Monday, December 2, 2013

College Budget Stroganoff

Who'd of thunk a college kid would like mushrooms and leek in a dish?  Well, lucky us, our son does.  This recipe is originally from Germany where I grew up--sort of a poor man's version of beef stroganoff.  The first time I made it at home, the leftovers were gone by breakfast thanks to Jon.


This isn't your typical college kid's fare, but Jon has requested that I post this recipe so that when (and if) he ever begins cooking, he will have it waiting online!  After making the Pasta Bolognese, an Italian meat sauce, try this one which is a little more savory, earthy, and rustic in character.  

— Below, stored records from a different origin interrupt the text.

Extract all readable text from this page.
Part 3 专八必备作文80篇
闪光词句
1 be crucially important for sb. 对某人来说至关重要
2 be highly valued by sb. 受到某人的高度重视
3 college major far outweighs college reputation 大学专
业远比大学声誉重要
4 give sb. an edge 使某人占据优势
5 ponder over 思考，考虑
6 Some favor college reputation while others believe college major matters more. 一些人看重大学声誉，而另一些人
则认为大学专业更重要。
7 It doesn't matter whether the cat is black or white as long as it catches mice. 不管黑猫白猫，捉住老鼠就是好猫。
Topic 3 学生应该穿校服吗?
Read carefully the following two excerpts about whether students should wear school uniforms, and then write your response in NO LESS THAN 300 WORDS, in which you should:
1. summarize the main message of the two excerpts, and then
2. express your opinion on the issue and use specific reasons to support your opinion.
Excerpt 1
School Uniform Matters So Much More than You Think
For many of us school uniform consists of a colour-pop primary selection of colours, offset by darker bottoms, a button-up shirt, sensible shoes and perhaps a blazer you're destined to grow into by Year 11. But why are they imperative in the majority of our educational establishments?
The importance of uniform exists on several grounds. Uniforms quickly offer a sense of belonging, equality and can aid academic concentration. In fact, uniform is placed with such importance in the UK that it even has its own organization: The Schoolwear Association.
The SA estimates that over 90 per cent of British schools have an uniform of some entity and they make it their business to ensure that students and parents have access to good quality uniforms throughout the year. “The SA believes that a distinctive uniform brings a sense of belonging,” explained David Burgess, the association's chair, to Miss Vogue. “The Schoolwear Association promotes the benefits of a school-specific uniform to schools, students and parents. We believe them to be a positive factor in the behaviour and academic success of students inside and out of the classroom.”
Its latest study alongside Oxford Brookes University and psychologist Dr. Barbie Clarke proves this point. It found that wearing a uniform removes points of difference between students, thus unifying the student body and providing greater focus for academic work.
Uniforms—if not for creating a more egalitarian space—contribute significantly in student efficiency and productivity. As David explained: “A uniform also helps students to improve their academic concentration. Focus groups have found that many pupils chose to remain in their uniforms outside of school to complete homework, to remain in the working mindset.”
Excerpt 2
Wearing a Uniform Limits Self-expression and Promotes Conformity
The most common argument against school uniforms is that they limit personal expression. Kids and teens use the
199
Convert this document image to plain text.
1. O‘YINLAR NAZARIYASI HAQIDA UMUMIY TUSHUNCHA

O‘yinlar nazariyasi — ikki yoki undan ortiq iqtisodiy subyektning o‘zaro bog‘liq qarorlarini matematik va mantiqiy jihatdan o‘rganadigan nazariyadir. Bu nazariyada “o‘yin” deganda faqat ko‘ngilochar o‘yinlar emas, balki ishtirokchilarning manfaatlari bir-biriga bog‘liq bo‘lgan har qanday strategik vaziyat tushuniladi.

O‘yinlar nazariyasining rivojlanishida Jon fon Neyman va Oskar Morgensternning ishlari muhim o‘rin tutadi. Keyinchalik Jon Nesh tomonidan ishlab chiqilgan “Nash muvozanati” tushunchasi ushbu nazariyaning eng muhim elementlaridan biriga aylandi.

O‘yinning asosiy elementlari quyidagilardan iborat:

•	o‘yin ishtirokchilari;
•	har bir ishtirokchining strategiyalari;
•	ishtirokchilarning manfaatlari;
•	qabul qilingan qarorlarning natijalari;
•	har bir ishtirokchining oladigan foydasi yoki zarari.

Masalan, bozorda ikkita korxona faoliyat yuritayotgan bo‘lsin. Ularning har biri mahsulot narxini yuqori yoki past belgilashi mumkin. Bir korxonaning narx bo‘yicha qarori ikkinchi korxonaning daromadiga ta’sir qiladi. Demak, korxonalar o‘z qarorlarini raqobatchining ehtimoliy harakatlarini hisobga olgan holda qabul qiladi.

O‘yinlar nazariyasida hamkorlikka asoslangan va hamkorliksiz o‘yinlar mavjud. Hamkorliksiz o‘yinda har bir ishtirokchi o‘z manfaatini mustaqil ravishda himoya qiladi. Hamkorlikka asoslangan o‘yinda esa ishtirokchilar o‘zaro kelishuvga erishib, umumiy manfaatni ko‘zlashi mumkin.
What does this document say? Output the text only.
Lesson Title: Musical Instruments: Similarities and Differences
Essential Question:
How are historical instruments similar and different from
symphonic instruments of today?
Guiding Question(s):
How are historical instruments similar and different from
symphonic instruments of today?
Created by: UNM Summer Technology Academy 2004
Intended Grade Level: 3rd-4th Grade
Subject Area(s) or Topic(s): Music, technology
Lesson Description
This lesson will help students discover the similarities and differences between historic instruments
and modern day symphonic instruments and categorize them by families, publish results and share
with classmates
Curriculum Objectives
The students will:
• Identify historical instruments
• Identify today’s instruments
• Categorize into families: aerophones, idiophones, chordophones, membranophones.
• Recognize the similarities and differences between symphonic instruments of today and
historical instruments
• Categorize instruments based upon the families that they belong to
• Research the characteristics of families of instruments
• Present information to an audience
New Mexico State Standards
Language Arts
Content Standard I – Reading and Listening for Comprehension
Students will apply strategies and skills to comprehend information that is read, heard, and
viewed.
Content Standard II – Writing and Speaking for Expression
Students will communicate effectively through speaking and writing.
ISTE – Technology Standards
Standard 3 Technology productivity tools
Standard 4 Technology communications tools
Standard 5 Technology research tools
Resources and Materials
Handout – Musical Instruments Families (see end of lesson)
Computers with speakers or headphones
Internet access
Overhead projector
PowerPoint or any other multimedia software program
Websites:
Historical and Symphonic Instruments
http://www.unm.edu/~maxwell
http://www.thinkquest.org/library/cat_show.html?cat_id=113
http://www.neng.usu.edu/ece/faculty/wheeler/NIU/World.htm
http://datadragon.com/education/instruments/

The key ingredient is using Knorr's Maggi Seasoning, easily found in the spice aisle or international section.  If you don't have it, don't skip trying the recipe--just get a bottle the next time you are at the store.  

Note:
I have reduced the fat by replacing 2 cups of heavy cream with milk / half-and-half, and by using ground sirloin.

Equipment:
Large 5-qt saucepan, for boiling egg noodles
Large 12" non-stick skillet
Wooden spoons
Tongs


Ingredients:
1 lb ground sirloin
1 lb mushrooms, cleaned and sliced
1 large leek, cleaned, quartered and drained (chopped leeks should sit in cold water for awhile)
2 Tbls olive oil
1 Tbls butter
2 beef bouillons (from Knorr)
2 cups milk (Whole Milk or 2%)
1 cup half & half 
Salt & pepper

3-4 dashes of Knorr's Maggi Seasoning
1/3 cup grated Parmesan 

Instructions:
1. Wash your hands.
2. Prepare all your veggies before heating things up.




3. Heat the olive oil and butter in the large non-stick skillet under MEDIUM-HIGH heat.
4. Add your mushrooms and turn heat to MEDIUM.  Cook until beginning to brown.


5. Add your leeks.  Cook until softened and slightly translucent.


6. Remove from skillet and set aside. Or, add the meat into the vegetables, and cook stirring frequently.


7. Once the meat is browned, sprinkle the DRY bouillon cubes over meat mixture.


8. Add 1 cup milk and 1 cup half & half.  Stir frequently and then let SIMMER on LOW heat.




9. Sauce should begin to thicken over 8-10 minutes.  Season to taste. If thickens too much, add milk.
10. Add 3-4 dashes of Maggi Seasoning and 1/3 cup of parmesan.


11. While the sauce is thickening, boil your pasta, preferably egg noodles.


12. If you don't have egg noodles, any other pasta will do!